Перед глазами появился пологий край оврага. С мыслью, что, кажется, пронесло, Солдат прыгнул, упал на бедро и несколько метров шумно скользил по траве; подошвы берцев проборонили вязкую сырую землю. Он вскочил на ноги и побежал, ища глазами вход в подземелье. Боковое зрение уловило движение, которое материализовалась в человеческую фигуру; мысль с сожалением простонала: «Не успел! Увидели! Теперь заблокируют выход!» Кирпичная разбитая арка появилась слева через пять шагов, всюду валялись кирпичи, какие-то балки, брёвна, мотки колючей проволоки, грязная шерсть мёртвой разложившейся козы. Виктор увидел полуметровую щель высотой, но узкую. Он упал, рьяно начал откидывал половинки кирпичей и камни, часто оборачиваясь. Он увидел, как омоновец в шлеме наметил на него ствол. Солдат обречённо перевернулся на спину, расставил руки и, остановив дыхание, приготовился к смерти. Наверное, прошла вечность, но омоновец не открывал огонь. Виктор попятился, подполз ближе к дыре, не отводя глаз в ожидании смерти; омоновец опустил автомат, зачем-то снял шлем, повернулся и пошёл к домам.

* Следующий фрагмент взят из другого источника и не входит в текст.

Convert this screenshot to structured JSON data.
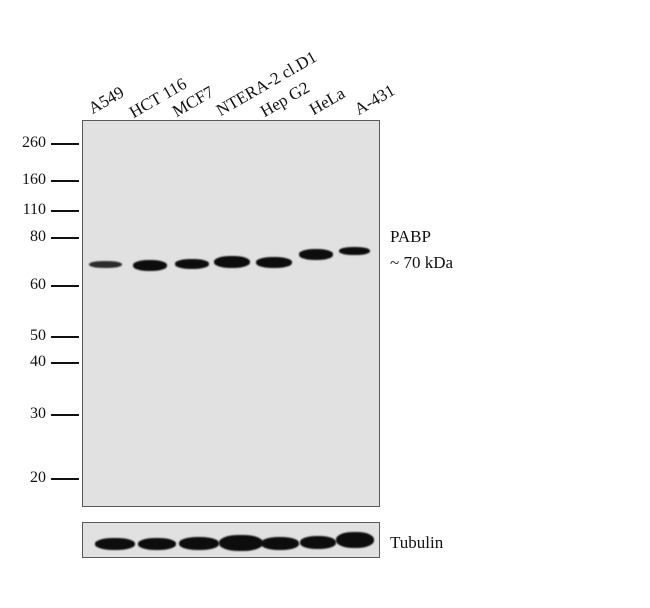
{
  "lanes": [
    "A549",
    "HCT 116",
    "MCF7",
    "NTERA-2 cl.D1",
    "Hep G2",
    "HeLa",
    "A-431"
  ],
  "mw_markers": [
    "260",
    "160",
    "110",
    "80",
    "60",
    "50",
    "40",
    "30",
    "20"
  ],
  "target": {
    "name": "PABP",
    "size": "~ 70 kDa"
  },
  "loading_control": "Tubulin"
}
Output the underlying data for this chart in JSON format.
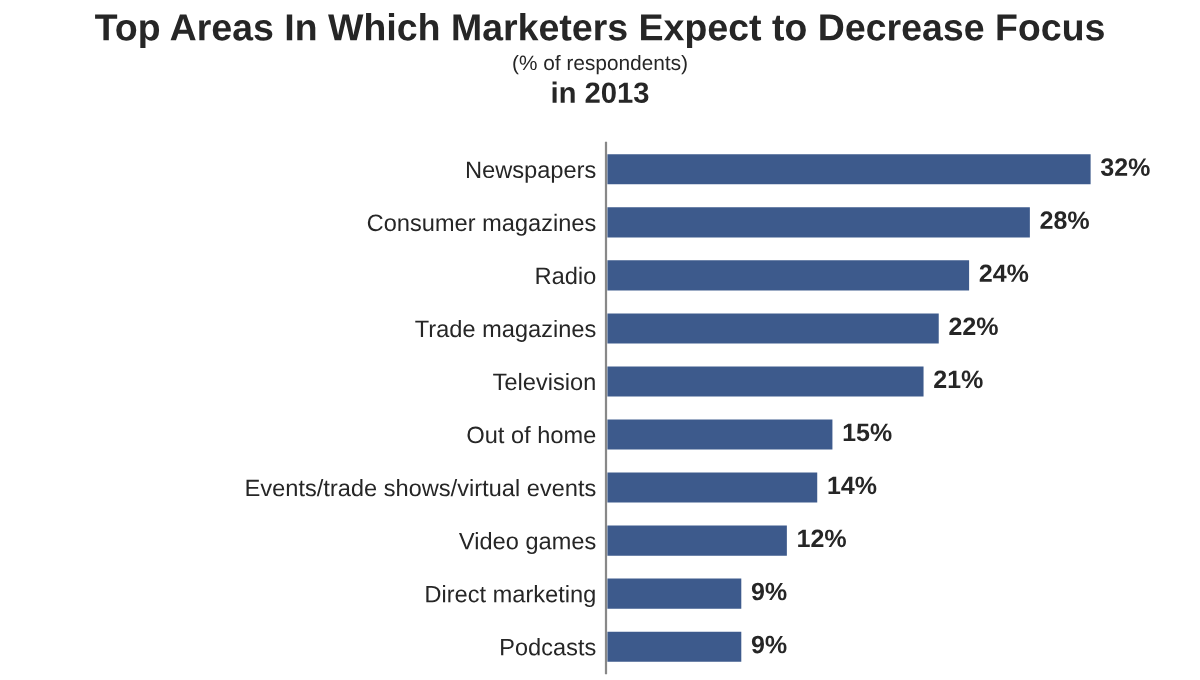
{
  "chart_data": {
    "type": "bar",
    "orientation": "horizontal",
    "title": "Top Areas In Which Marketers Expect to Decrease Focus",
    "subtitle": "(% of respondents)",
    "annotations": [
      "in 2013"
    ],
    "categories": [
      "Newspapers",
      "Consumer magazines",
      "Radio",
      "Trade magazines",
      "Television",
      "Out of home",
      "Events/trade shows/virtual events",
      "Video games",
      "Direct marketing",
      "Podcasts"
    ],
    "values": [
      32,
      28,
      24,
      22,
      21,
      15,
      14,
      12,
      9,
      9
    ],
    "value_labels": [
      "32%",
      "28%",
      "24%",
      "22%",
      "21%",
      "15%",
      "14%",
      "12%",
      "9%",
      "9%"
    ],
    "color": "#3d5a8c",
    "tick_labels": "y",
    "grid": false,
    "legend": false
  }
}
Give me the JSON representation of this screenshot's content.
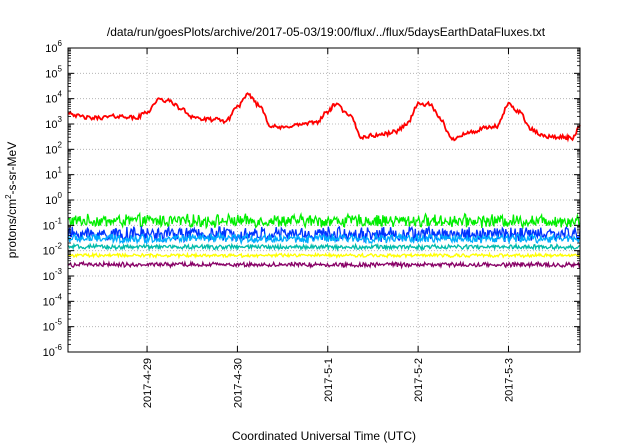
{
  "chart_data": {
    "type": "line",
    "title": "/data/run/goesPlots/archive/2017-05-03/19:00/flux/../flux/5daysEarthDataFluxes.txt",
    "xlabel": "Coordinated Universal Time (UTC)",
    "ylabel_parts": [
      "protons/cm",
      "2",
      "-s-sr-MeV"
    ],
    "y_scale": "log",
    "ylim": [
      1e-06,
      1000000.0
    ],
    "y_ticks": [
      {
        "base": "10",
        "exp": "6",
        "value": 1000000.0
      },
      {
        "base": "10",
        "exp": "5",
        "value": 100000.0
      },
      {
        "base": "10",
        "exp": "4",
        "value": 10000.0
      },
      {
        "base": "10",
        "exp": "3",
        "value": 1000.0
      },
      {
        "base": "10",
        "exp": "2",
        "value": 100.0
      },
      {
        "base": "10",
        "exp": "1",
        "value": 10.0
      },
      {
        "base": "10",
        "exp": "0",
        "value": 1.0
      },
      {
        "base": "10",
        "exp": "-1",
        "value": 0.1
      },
      {
        "base": "10",
        "exp": "-2",
        "value": 0.01
      },
      {
        "base": "10",
        "exp": "-3",
        "value": 0.001
      },
      {
        "base": "10",
        "exp": "-4",
        "value": 0.0001
      },
      {
        "base": "10",
        "exp": "-5",
        "value": 1e-05
      },
      {
        "base": "10",
        "exp": "-6",
        "value": 1e-06
      }
    ],
    "x_range": [
      "2017-04-28T03:00",
      "2017-05-03T19:00"
    ],
    "x_ticks": [
      {
        "label": "2017-4-29",
        "date": "2017-04-29T00:00"
      },
      {
        "label": "2017-4-30",
        "date": "2017-04-30T00:00"
      },
      {
        "label": "2017-5-1",
        "date": "2017-05-01T00:00"
      },
      {
        "label": "2017-5-2",
        "date": "2017-05-02T00:00"
      },
      {
        "label": "2017-5-3",
        "date": "2017-05-03T00:00"
      }
    ],
    "grid": true,
    "series": [
      {
        "color": "#ff0000",
        "points": [
          [
            "2017-04-28T03:00",
            3000
          ],
          [
            "2017-04-28T06:00",
            2000
          ],
          [
            "2017-04-28T09:00",
            1700
          ],
          [
            "2017-04-28T12:00",
            1800
          ],
          [
            "2017-04-28T15:00",
            2000
          ],
          [
            "2017-04-28T18:00",
            2000
          ],
          [
            "2017-04-28T21:00",
            1700
          ],
          [
            "2017-04-29T00:00",
            3000
          ],
          [
            "2017-04-29T03:00",
            9000
          ],
          [
            "2017-04-29T06:00",
            8000
          ],
          [
            "2017-04-29T09:00",
            4000
          ],
          [
            "2017-04-29T12:00",
            2000
          ],
          [
            "2017-04-29T15:00",
            1500
          ],
          [
            "2017-04-29T18:00",
            1500
          ],
          [
            "2017-04-29T21:00",
            1300
          ],
          [
            "2017-04-30T00:00",
            5000
          ],
          [
            "2017-04-30T03:00",
            14000
          ],
          [
            "2017-04-30T06:00",
            5000
          ],
          [
            "2017-04-30T09:00",
            800
          ],
          [
            "2017-04-30T12:00",
            700
          ],
          [
            "2017-04-30T15:00",
            900
          ],
          [
            "2017-04-30T18:00",
            1000
          ],
          [
            "2017-04-30T21:00",
            1200
          ],
          [
            "2017-05-01T00:00",
            3000
          ],
          [
            "2017-05-01T02:00",
            6000
          ],
          [
            "2017-05-01T06:00",
            2000
          ],
          [
            "2017-05-01T09:00",
            300
          ],
          [
            "2017-05-01T12:00",
            350
          ],
          [
            "2017-05-01T15:00",
            400
          ],
          [
            "2017-05-01T18:00",
            500
          ],
          [
            "2017-05-01T21:00",
            1000
          ],
          [
            "2017-05-02T00:00",
            6000
          ],
          [
            "2017-05-02T03:00",
            6000
          ],
          [
            "2017-05-02T06:00",
            1500
          ],
          [
            "2017-05-02T09:00",
            250
          ],
          [
            "2017-05-02T12:00",
            400
          ],
          [
            "2017-05-02T15:00",
            500
          ],
          [
            "2017-05-02T18:00",
            700
          ],
          [
            "2017-05-02T21:00",
            800
          ],
          [
            "2017-05-03T00:00",
            6000
          ],
          [
            "2017-05-03T03:00",
            3000
          ],
          [
            "2017-05-03T06:00",
            600
          ],
          [
            "2017-05-03T09:00",
            350
          ],
          [
            "2017-05-03T12:00",
            300
          ],
          [
            "2017-05-03T15:00",
            300
          ],
          [
            "2017-05-03T17:00",
            280
          ],
          [
            "2017-05-03T19:00",
            900
          ]
        ]
      },
      {
        "color": "#00ee00",
        "level": 0.15,
        "spread": 0.22
      },
      {
        "color": "#0033ff",
        "level": 0.045,
        "spread": 0.25
      },
      {
        "color": "#00aaff",
        "level": 0.03,
        "spread": 0.15
      },
      {
        "color": "#00bbaa",
        "level": 0.014,
        "spread": 0.08
      },
      {
        "color": "#ffff00",
        "level": 0.0065,
        "spread": 0.06
      },
      {
        "color": "#880066",
        "level": 0.0028,
        "spread": 0.08
      }
    ]
  }
}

– Друг, – простонал Солдат, не понимая, почему его оставили в живых или не увели с собой. – Ты – человек. – Покрепче сжав в одной руке обрез, в другой рюкзак, он протиснулся в щель и оказался в темноте. Переведя дыхание, Виктор сомкнул ресницы и вслушался: ничего – кроме тишины и запаха пыли. Хруст открывающейся молнии на рюкзаке нарушил спокойствие, ладонь достала фонарик, щёлкнуло, столбик лучика высветил полукруглый кирпичный свод потолка. Осветил земляной пол, который тянулся к следующему проходу и резко поднимался: значит, дальше придётся идти гуськом, или ползком, если вообще там не завалено. В неглубоких нишах стен покоились глиняные черепки.